What's this?

Here’s a photograph sent to me by Marc Latham ...

An interesting and unusual image! It took me a moment to work out what it was, but then I realised that Marc was standing in the courtyard of an old building, pointing the camera directly upwards.

In my experience most people rarely look up, and it’s always a great idea to seek out interesting and unusual viewpoints.

However a criticism that I’d make of this image is that it has no subject and, as a result, is maybe a bit too puzzling. There’s something that appears to be a bird on the left-hand side, but it could also be a leaf, or even an object thrown out of a window. Then the vapour trail coming out of the chimney looks like it should be smoke ... but it’s too straight. And it cuts the image in half.

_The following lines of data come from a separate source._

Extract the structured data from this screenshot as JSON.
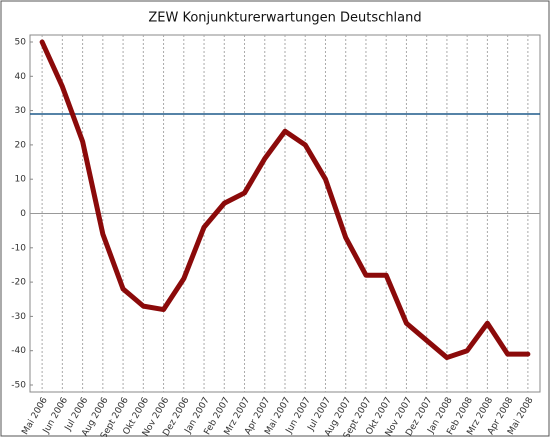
{
  "chart_data": {
    "type": "line",
    "title": "ZEW Konjunkturerwartungen Deutschland",
    "categories": [
      "Mai 2006",
      "Jun 2006",
      "Jul 2006",
      "Aug 2006",
      "Sept 2006",
      "Okt 2006",
      "Nov 2006",
      "Dez 2006",
      "Jan 2007",
      "Feb 2007",
      "Mrz 2007",
      "Apr 2007",
      "Mai 2007",
      "Jun 2007",
      "Jul 2007",
      "Aug 2007",
      "Sept 2007",
      "Okt 2007",
      "Nov 2007",
      "Dez 2007",
      "Jan 2008",
      "Feb 2008",
      "Mrz 2008",
      "Apr 2008",
      "Mai 2008"
    ],
    "values": [
      50,
      37,
      21,
      -6,
      -22,
      -27,
      -28,
      -19,
      -4,
      3,
      6,
      16,
      24,
      20,
      10,
      -7,
      -18,
      -18,
      -32,
      -37,
      -42,
      -40,
      -32,
      -41,
      -41
    ],
    "color": "#8b0a0a",
    "ylim": [
      -50,
      50
    ],
    "yticks": [
      -50,
      -40,
      -30,
      -20,
      -10,
      0,
      10,
      20,
      30,
      40,
      50
    ],
    "reference_line": {
      "value": 29,
      "color": "#1f5a8a"
    },
    "zero_line": true,
    "vertical_grid": true
  }
}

In his e-mail Marc wrote: I'm afraid my photos were not deemed to be of high enough quality when I submitted them to stock agencies.

I don’t know if he submitted this image as part of his trial batch but, if you’re trying to sell through agencies, a question to ask yourself is, “Why would anyone want to buy this image?”

The other thing to watch out for in photographs with large areas of uniform colour - like the sky - is ‘noise’. Most agencies will reject anything that is too ‘noisy’.

I can’t see, from the size of the image that Marc sent, if this image suffers from it, but here is some ‘noise’ from one of my images ...

This is a small section of sky, viewed at 100%. The noise is the random mottling. It’s caused by a variety of factors. Too high an ISO setting (the ‘film speed’) is one reason. But it may be due to the camera. Cameras with small sensors are particularly prone to it. That is one reason why the sensor size of a camera (rarely quoted in sales pitches) is far more important than the number of megapixels.

And if your camera suffers from it, this is one of the times you can say your equipment is letting you down.